Western Lowland Gorilla

 

Species Data

Class: Mammalia

Order: Primates

Family: Hominidae

Scientific Name: Gorilla gorilla ssp. gorilla

IUCN Red List status: Critically Endangered

IUCN Red List

 
 

Description

Of all four Gorilla subspecies, the Western Lowland Gorilla is the smallest. With height and weight averaging at a respective 1.8 metres and 131.1 kilograms, adult males far outsize females (1.4 metres and 113.4 kilograms). Both boast coats of short, thin, black hair, with reddish hair on the crown. Infants sport a white tuft until the age of four, while mature silverback males display a saddle of white hair along the small of their backs.

 
 

Behaviour

All Gorilla subspecies are mainly herbivorous, with fruit, leaves, shrubs and herbs as the cornerstone of a diet which can see male adults eat 32 kilograms of food per day. The Western Lowland Gorilla in particular is thought to live in smaller groups (or troops) than other subspecies – a community of five individuals on average led by a dominant silverback male.
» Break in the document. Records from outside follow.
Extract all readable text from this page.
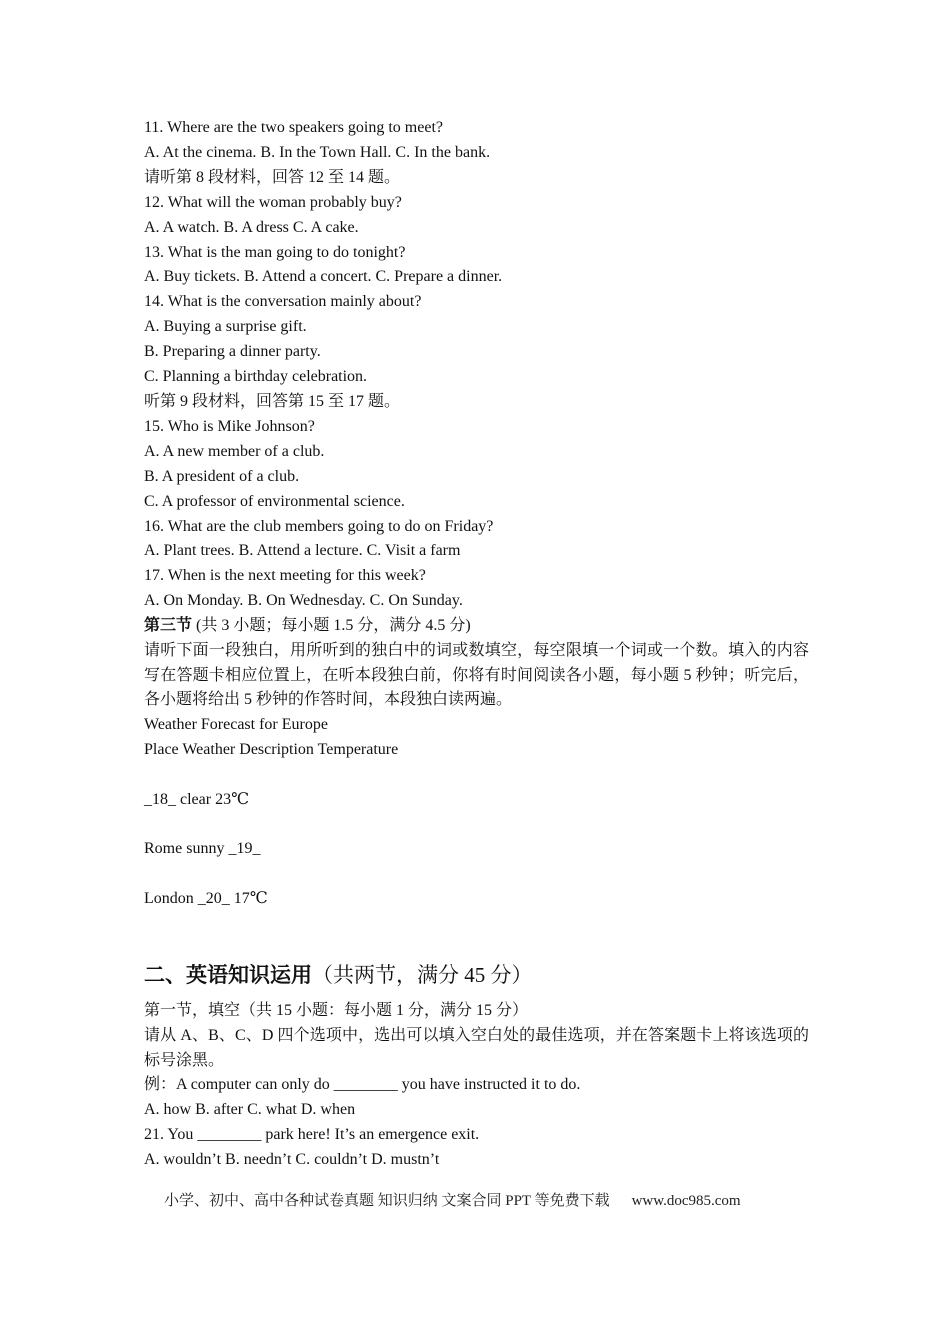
11. Where are the two speakers going to meet?
A. At the cinema. B. In the Town Hall. C. In the bank.
请听第 8 段材料，回答 12 至 14 题。
12. What will the woman probably buy?
A. A watch. B. A dress C. A cake.
13. What is the man going to do tonight?
A. Buy tickets. B. Attend a concert. C. Prepare a dinner.
14. What is the conversation mainly about?
A. Buying a surprise gift.
B. Preparing a dinner party.
C. Planning a birthday celebration.
听第 9 段材料，回答第 15 至 17 题。
15. Who is Mike Johnson?
A. A new member of a club.
B. A president of a club.
C. A professor of environmental science.
16. What are the club members going to do on Friday?
A. Plant trees. B. Attend a lecture. C. Visit a farm
17. When is the next meeting for this week?
A. On Monday. B. On Wednesday. C. On Sunday.
第三节 (共 3 小题；每小题 1.5 分，满分 4.5 分)
请听下面一段独白，用所听到的独白中的词或数填空，每空限填一个词或一个数。填入的内容写在答题卡相应位置上，在听本段独白前，你将有时间阅读各小题，每小题 5 秒钟；听完后，各小题将给出 5 秒钟的作答时间，本段独白读两遍。
Weather Forecast for Europe
Place Weather Description Temperature
_18_ clear 23℃
Rome sunny _19_
London _20_ 17℃
二、英语知识运用（共两节，满分 45 分）
第一节，填空（共 15 小题：每小题 1 分，满分 15 分）
请从 A、B、C、D 四个选项中，选出可以填入空白处的最佳选项，并在答案题卡上将该选项的标号涂黑。
例：A computer can only do ________ you have instructed it to do.
A. how B. after C. what D. when
21. You ________ park here! It’s an emergence exit.
A. wouldn’t B. needn’t C. couldn’t D. mustn’t
小学、初中、高中各种试卷真题 知识归纳 文案合同 PPT 等免费下载 www.doc985.com
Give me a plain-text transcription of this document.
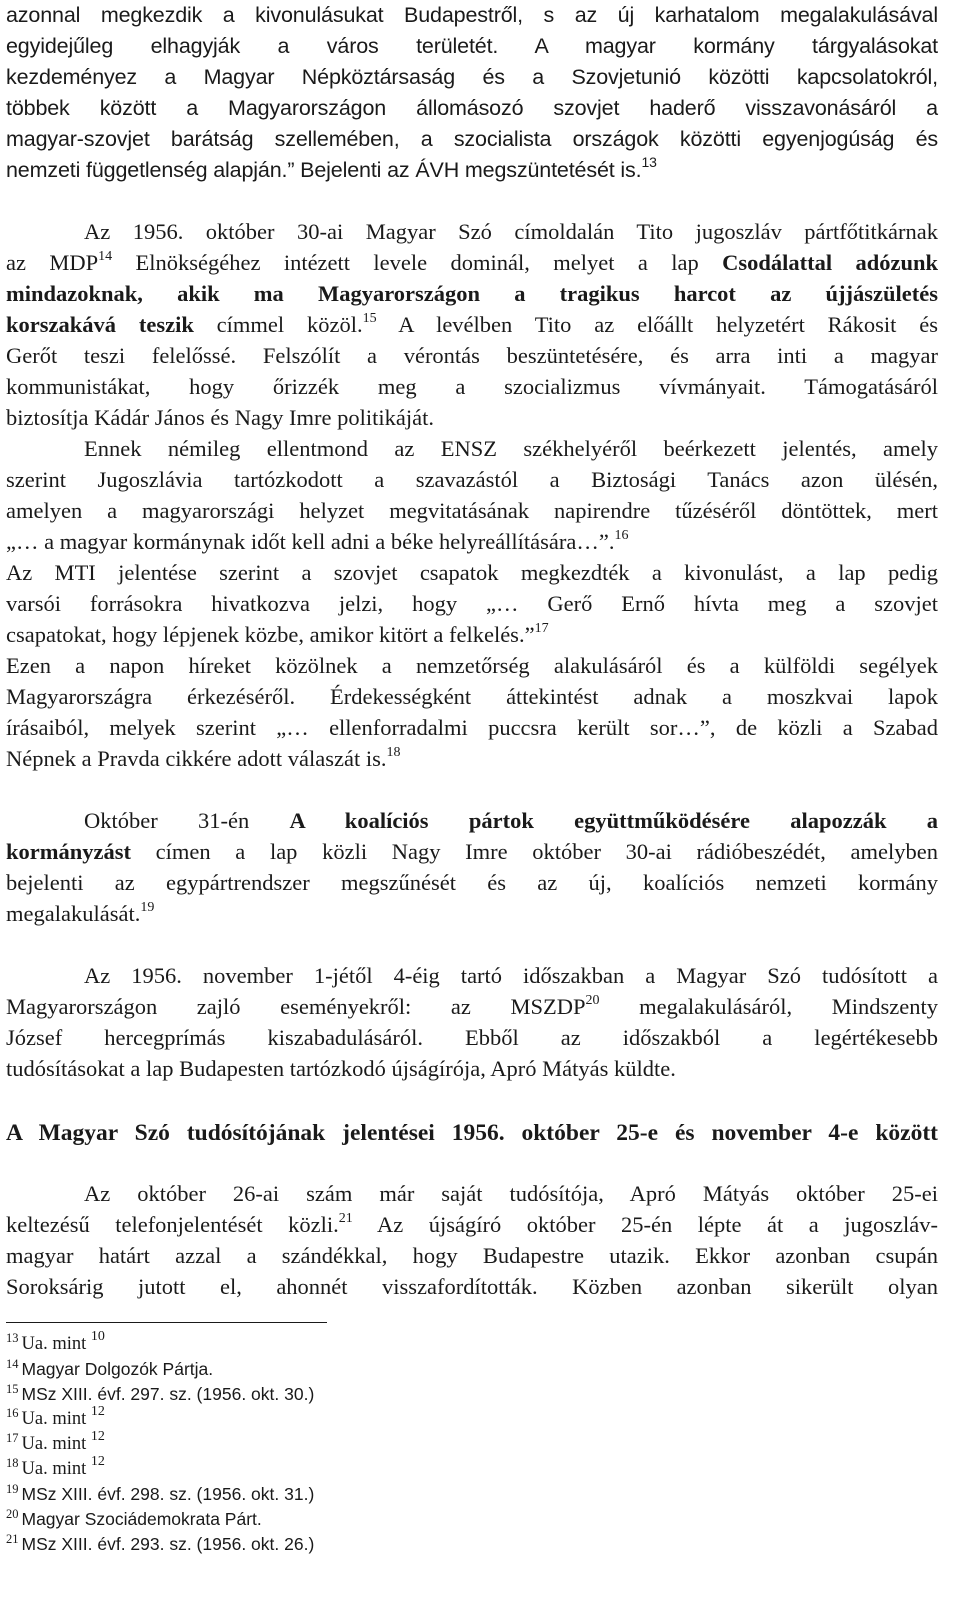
azonnal megkezdik a kivonulásukat Budapestről, s az új karhatalom megalakulásával
egyidejűleg elhagyják a város területét. A magyar kormány tárgyalásokat
kezdeményez a Magyar Népköztársaság és a Szovjetunió közötti kapcsolatokról,
többek között a Magyarországon állomásozó szovjet haderő visszavonásáról a
magyar-szovjet barátság szellemében, a szocialista országok közötti egyenjogúság és
nemzeti függetlenség alapján.” Bejelenti az ÁVH megszüntetését is.$^{13}$
Az 1956. október 30-ai Magyar Szó címoldalán Tito jugoszláv pártfőtitkárnak
az MDP$^{14}$ Elnökségéhez intézett levele dominál, melyet a lap Csodálattal adózunk
mindazoknak, akik ma Magyarországon a tragikus harcot az újjászületés
korszakává teszik címmel közöl.$^{15}$ A levélben Tito az előállt helyzetért Rákosit és
Gerőt teszi felelőssé. Felszólít a vérontás beszüntetésére, és arra inti a magyar
kommunistákat, hogy őrizzék meg a szocializmus vívmányait. Támogatásáról
biztosítja Kádár János és Nagy Imre politikáját.
Ennek némileg ellentmond az ENSZ székhelyéről beérkezett jelentés, amely
szerint Jugoszlávia tartózkodott a szavazástól a Biztosági Tanács azon ülésén,
amelyen a magyarországi helyzet megvitatásának napirendre tűzéséről döntöttek, mert
„… a magyar kormánynak időt kell adni a béke helyreállítására…”.$^{16}$
Az MTI jelentése szerint a szovjet csapatok megkezdték a kivonulást, a lap pedig
varsói forrásokra hivatkozva jelzi, hogy „… Gerő Ernő hívta meg a szovjet
csapatokat, hogy lépjenek közbe, amikor kitört a felkelés.”$^{17}$
Ezen a napon híreket közölnek a nemzetőrség alakulásáról és a külföldi segélyek
Magyarországra érkezéséről. Érdekességként áttekintést adnak a moszkvai lapok
írásaiból, melyek szerint „… ellenforradalmi puccsra került sor…”, de közli a Szabad
Népnek a Pravda cikkére adott válaszát is.$^{18}$
Október 31-én A koalíciós pártok együttműködésére alapozzák a
kormányzást címen a lap közli Nagy Imre október 30-ai rádióbeszédét, amelyben
bejelenti az egypártrendszer megszűnését és az új, koalíciós nemzeti kormány
megalakulását.$^{19}$
Az 1956. november 1-jétől 4-éig tartó időszakban a Magyar Szó tudósított a
Magyarországon zajló eseményekről: az MSZDP$^{20}$ megalakulásáról, Mindszenty
József hercegprímás kiszabadulásáról. Ebből az időszakból a legértékesebb
tudósításokat a lap Budapesten tartózkodó újságírója, Apró Mátyás küldte.
A Magyar Szó tudósítójának jelentései 1956. október 25-e és november 4-e között
Az október 26-ai szám már saját tudósítója, Apró Mátyás október 25-ei
keltezésű telefonjelentését közli.$^{21}$ Az újságíró október 25-én lépte át a jugoszláv-
magyar határt azzal a szándékkal, hogy Budapestre utazik. Ekkor azonban csupán
Soroksárig jutott el, ahonnét visszafordították. Közben azonban sikerült olyan
$^{13}$ Ua. mint $^{10}$
$^{14}$ Magyar Dolgozók Pártja.
$^{15}$ MSz XIII. évf. 297. sz. (1956. okt. 30.)
$^{16}$ Ua. mint $^{12}$
$^{17}$ Ua. mint $^{12}$
$^{18}$ Ua. mint $^{12}$
$^{19}$ MSz XIII. évf. 298. sz. (1956. okt. 31.)
$^{20}$ Magyar Szociádemokrata Párt.
$^{21}$ MSz XIII. évf. 293. sz. (1956. okt. 26.)
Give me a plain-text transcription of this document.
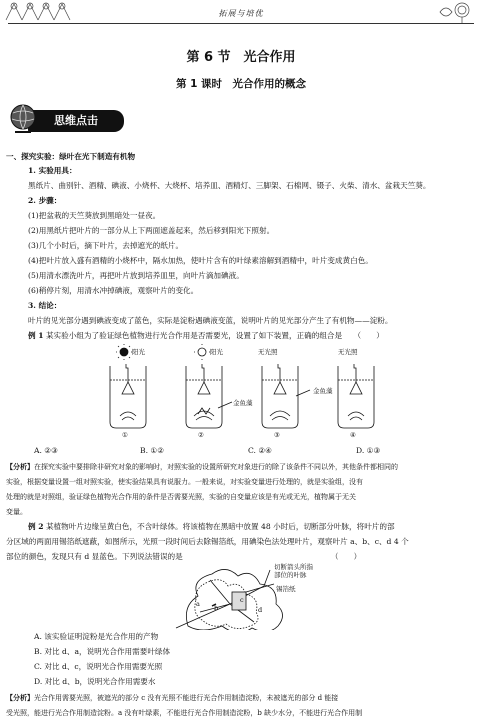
拓展与培优
第 6 节　光合作用
第 1 课时　光合作用的概念
思维点击
一、探究实验：绿叶在光下制造有机物
1. 实验用具：
黑纸片、曲别针、酒精、碘液、小烧杯、大烧杯、培养皿、酒精灯、三脚架、石棉网、镊子、火柴、清水、盆栽天竺葵。
2. 步骤：
(1)把盆栽的天竺葵放到黑暗处一昼夜。
(2)用黑纸片把叶片的一部分从上下两面遮盖起来，然后移到阳光下照射。
(3)几个小时后，摘下叶片，去掉遮光的纸片。
(4)把叶片放入盛有酒精的小烧杯中，隔水加热，使叶片含有的叶绿素溶解到酒精中，叶片变成黄白色。
(5)用清水漂洗叶片，再把叶片放到培养皿里，向叶片滴加碘液。
(6)稍停片刻，用清水冲掉碘液，观察叶片的变化。
3. 结论：
叶片的见光部分遇到碘液变成了蓝色，实际是淀粉遇碘液变蓝，说明叶片的见光部分产生了有机物——淀粉。
例 1 某实验小组为了验证绿色植物进行光合作用是否需要光，设置了如下装置，正确的组合是　　（　　）
阳光	阳光	无光照	无光照
金鱼藻
金鱼藻
①	②	③	④
A. ②③	B. ①②	C. ②④	D. ①③
【分析】在探究实验中要排除非研究对象的影响时，对照实验的设置所研究对象进行的除了该条件不同以外，其他条件都相同的
实验，根据变量设置一组对照实验，使实验结果具有说服力。一般来说，对实验变量进行处理的，就是实验组，没有
处理的就是对照组，验证绿色植物光合作用的条件是否需要光照，实验的自变量应该是有光或无光，植物属于无关
变量。
例 2 某植物叶片边缘呈黄白色，不含叶绿体。将该植物在黑暗中放置 48 小时后，切断部分叶脉，将叶片的部
分区域的两面用锡箔纸遮蔽，如图所示，光照一段时间后去除锡箔纸，用碘染色法处理叶片，观察叶片 a、b、c、d 4 个
部位的颜色，发现只有 d 显蓝色。下列说法错误的是　　　　　　　　　　　　　　　　　　　　（　　）
切断箭头所指
部位的叶脉
锡箔纸
a b
c
d
A. 该实验证明淀粉是光合作用的产物
B. 对比 d、a，说明光合作用需要叶绿体
C. 对比 d、c，说明光合作用需要光照
D. 对比 d、b，说明光合作用需要水
【分析】光合作用需要光照，被遮光的部分 c 没有光照不能进行光合作用制造淀粉，未被遮光的部分 d 能接
受光照，能进行光合作用制造淀粉。a 没有叶绿素，不能进行光合作用制造淀粉，b 缺少水分，不能进行光合作用制
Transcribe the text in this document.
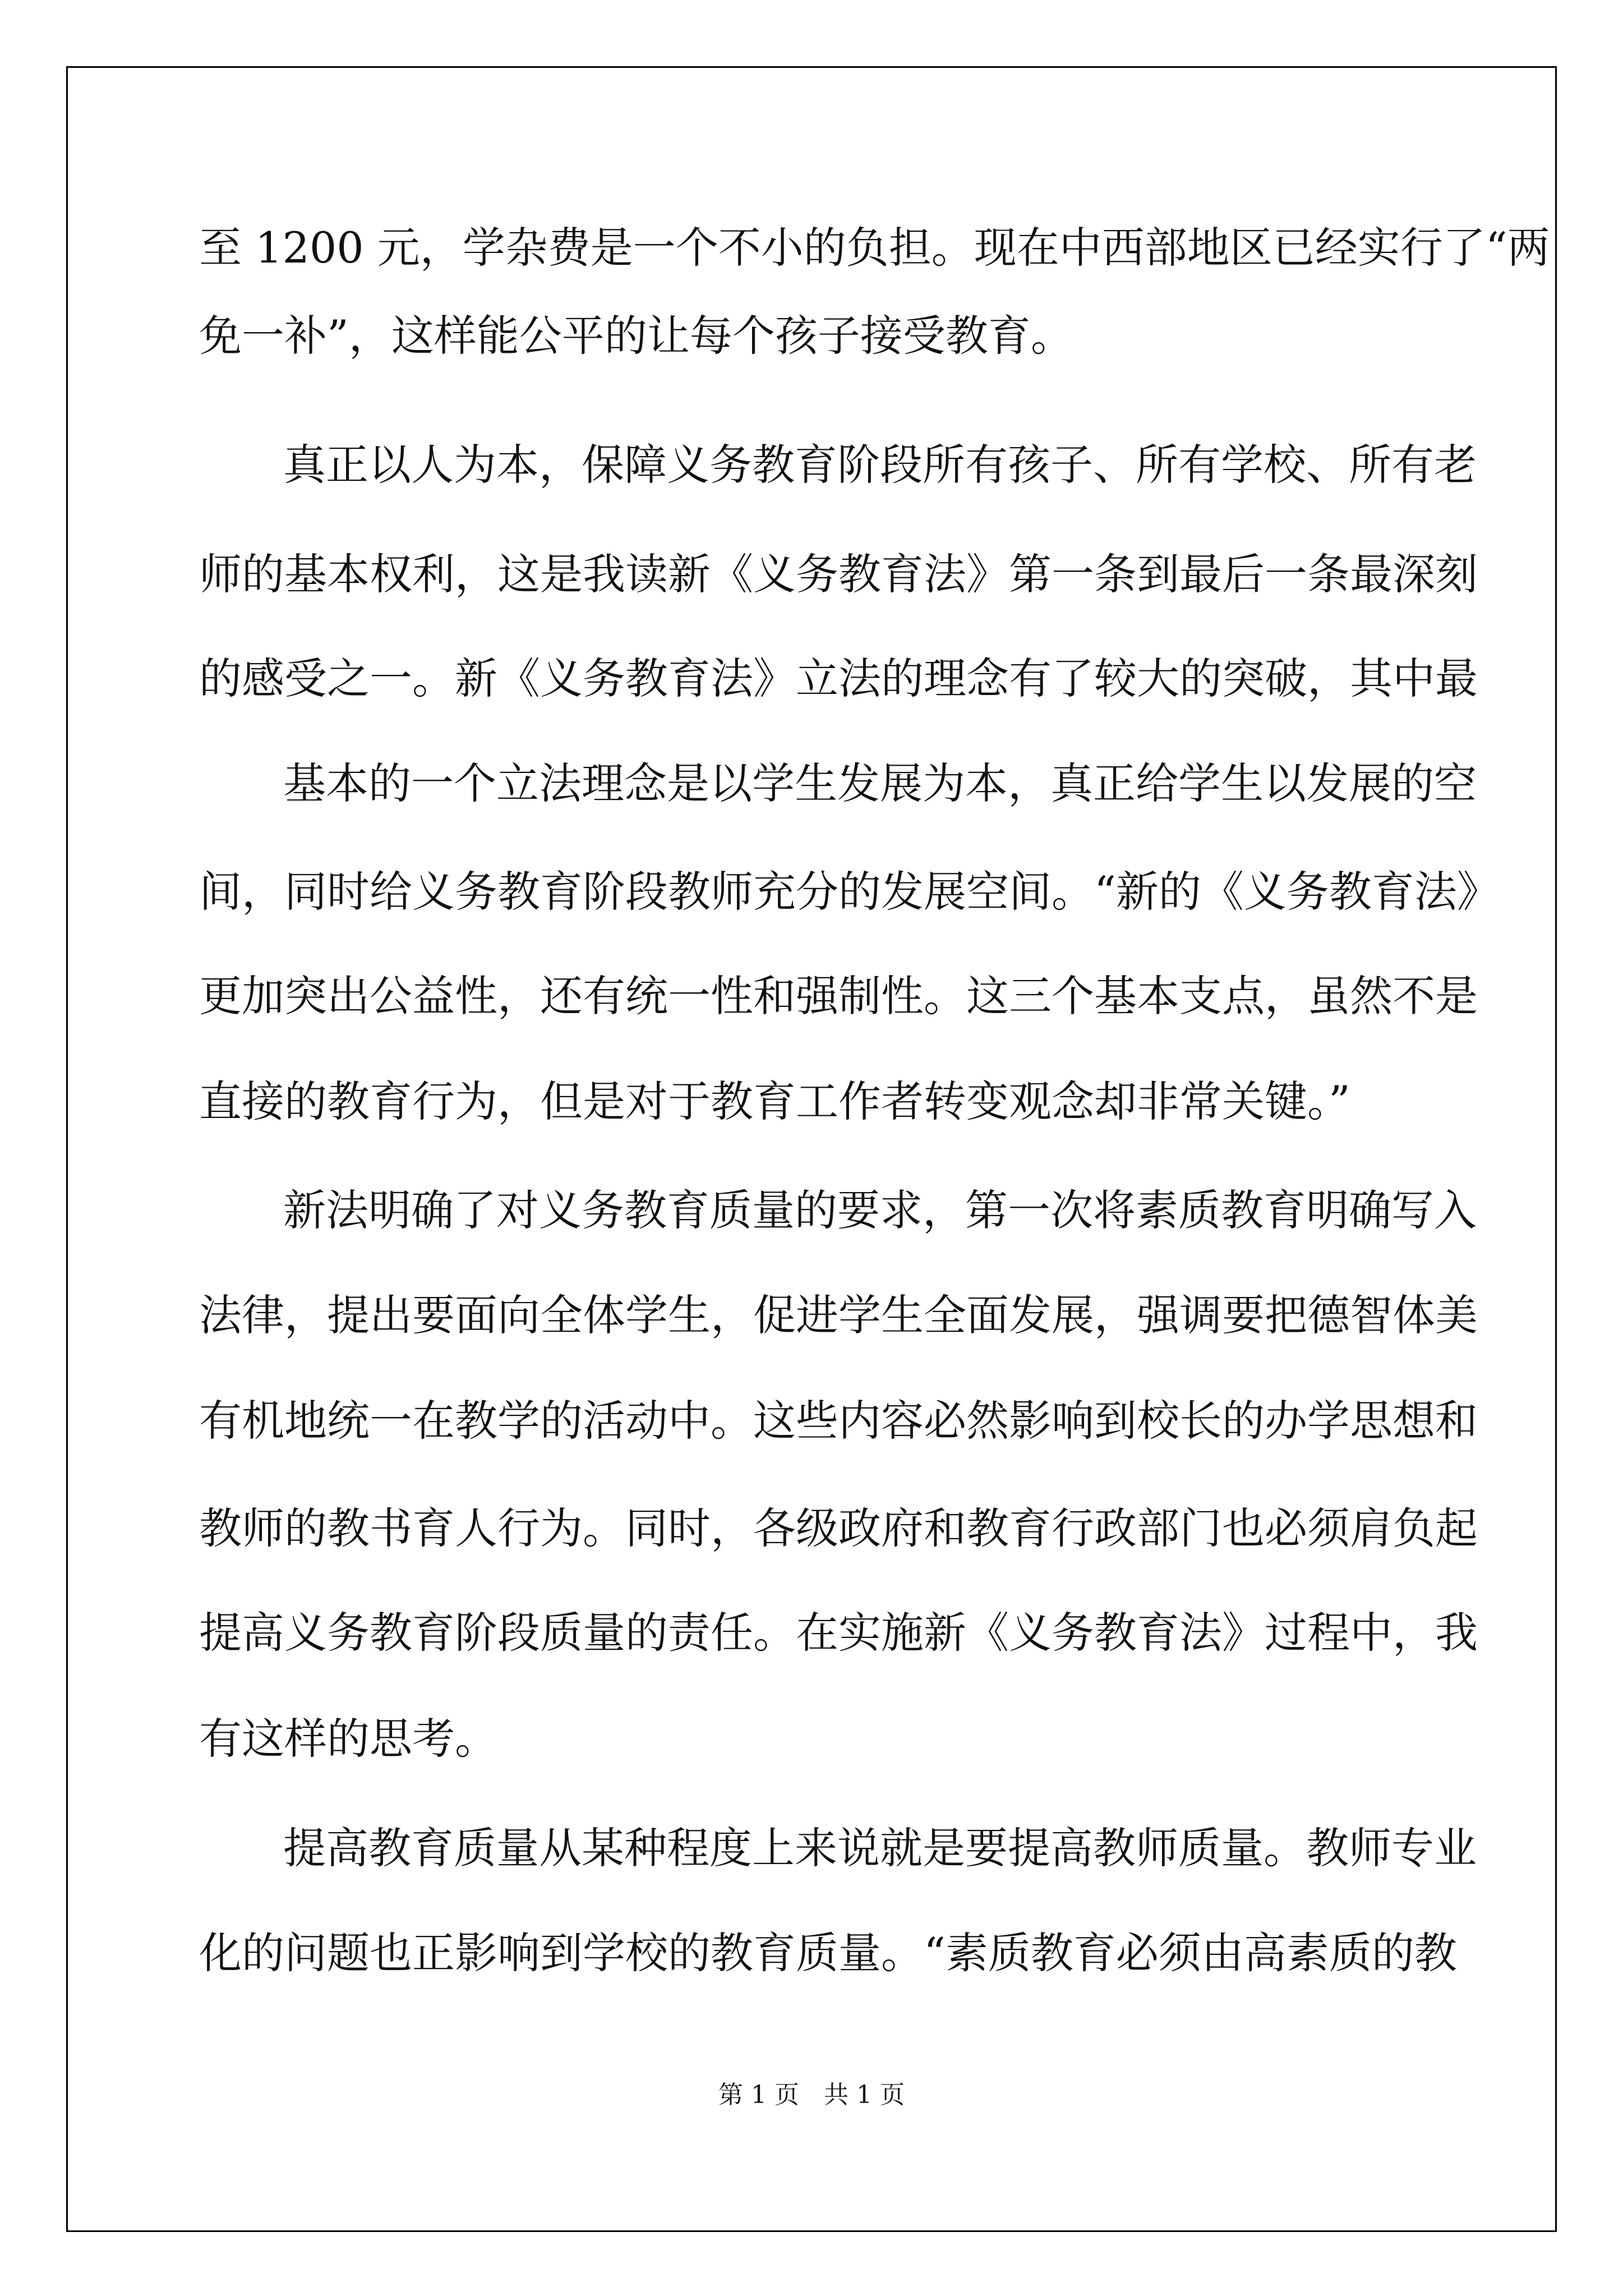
至 1200 元，学杂费是一个不小的负担。现在中西部地区已经实行了“两
免一补”，这样能公平的让每个孩子接受教育。
真正以人为本，保障义务教育阶段所有孩子、所有学校、所有老
师的基本权利，这是我读新《义务教育法》第一条到最后一条最深刻
的感受之一。新《义务教育法》立法的理念有了较大的突破，其中最
基本的一个立法理念是以学生发展为本，真正给学生以发展的空
间，同时给义务教育阶段教师充分的发展空间。“新的《义务教育法》
更加突出公益性，还有统一性和强制性。这三个基本支点，虽然不是
直接的教育行为，但是对于教育工作者转变观念却非常关键。”
新法明确了对义务教育质量的要求，第一次将素质教育明确写入
法律，提出要面向全体学生，促进学生全面发展，强调要把德智体美
有机地统一在教学的活动中。这些内容必然影响到校长的办学思想和
教师的教书育人行为。同时，各级政府和教育行政部门也必须肩负起
提高义务教育阶段质量的责任。在实施新《义务教育法》过程中，我
有这样的思考。
提高教育质量从某种程度上来说就是要提高教师质量。教师专业
化的问题也正影响到学校的教育质量。“素质教育必须由高素质的教
第 1 页　共 1 页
The troop typically rests at vegetation-made nests on the ground or tree branches, communicating via sounds as well as visual signals.

 

Habitat

Western lowland gorillas are found within a 700,000-square-kilometre region all across Africa’s Congo Basin, with troops scattered between Angola, Cameroon, Central African Republic, the Republic of the Congo and Equatorial Guinea; they are thought to be likely extinct in the Democratic Republic of Congo. The estimated 300 individuals living at Cameroon’s Deng-Deng National Park represent the northernmost population of the subspecies.

 
 

Threats and Conservation

The latest IUCN assessment classifies Western Lowland Gorillas as Critically Endangered, a status they have held since 2007. A mixture of habitat degradation with other factors has plunged the subspecies into extensive decline, with studies finding a 19.4% drop of global population between 2003 and 2013 alone and annual losses of 2.7% ongoing since that year. Across the Congo Basin the chief threat is illegal poaching for bushmeat. At Cameroon’s Deng-Deng National Park, the Western Lowland Gorillas that WLT partner ERuDeF is trying to protect also face habitat loss from illegal timber extraction and clearance for subsistence farming.